# my new ride 07 f150 4 door



## ASD (Apr 8, 2007)

so what say u ??


----------



## begleytree (Apr 8, 2007)

hate the wheels and brush guard. love the truck!
-Ralph


----------



## NYH1 (Apr 8, 2007)

Nice truck ASD! I just got my new truck last week!


----------



## ASD (Apr 8, 2007)

NYH1 said:


> Nice truck ASD! I just got my new truck last week!



pic please


----------



## ASD (Apr 8, 2007)

begleytree said:


> hate the wheels and brush guard. love the truck!
> -Ralph



that was the only way to put a winch on it and as 4 the wheels i hate crome on a work truck


----------



## NYH1 (Apr 8, 2007)

ASD said:


> pic please


Here is one.

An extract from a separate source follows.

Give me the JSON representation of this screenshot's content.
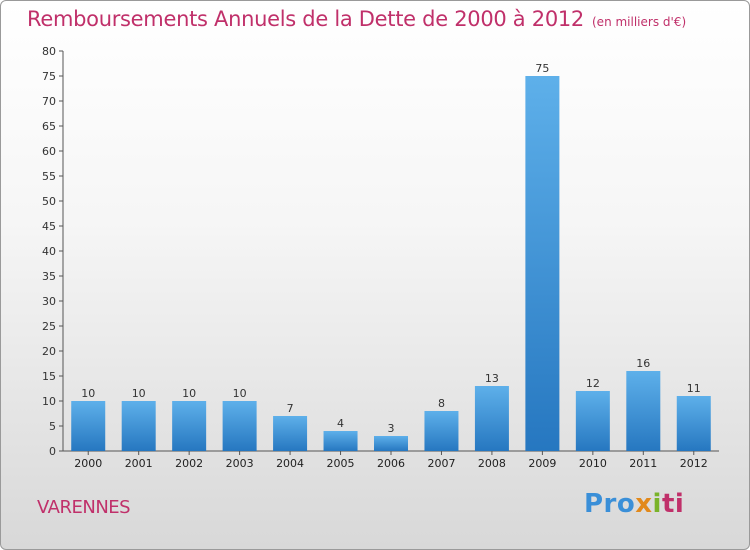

I have a thread with a few more pic too!


----------



## begleytree (Apr 8, 2007)

ASD said:


> that was the only way to put a winch on it and as 4 the wheels i hate crome on a work truck



oh no brother, I wasn't knocking it! we all have diff tastes in options, but you chose an awesome truck
-Ralph


----------



## ASD (Apr 9, 2007)

begleytree said:


> oh no brother, I wasn't knocking it! we all have diff tastes in options, but you chose an awesome truck
> -Ralph




hay Ralph no offense taken we all have different tastes ! an i agree with u i do not like the way the brush guard looks but their arn't vary many opp's 4 o7s yet


----------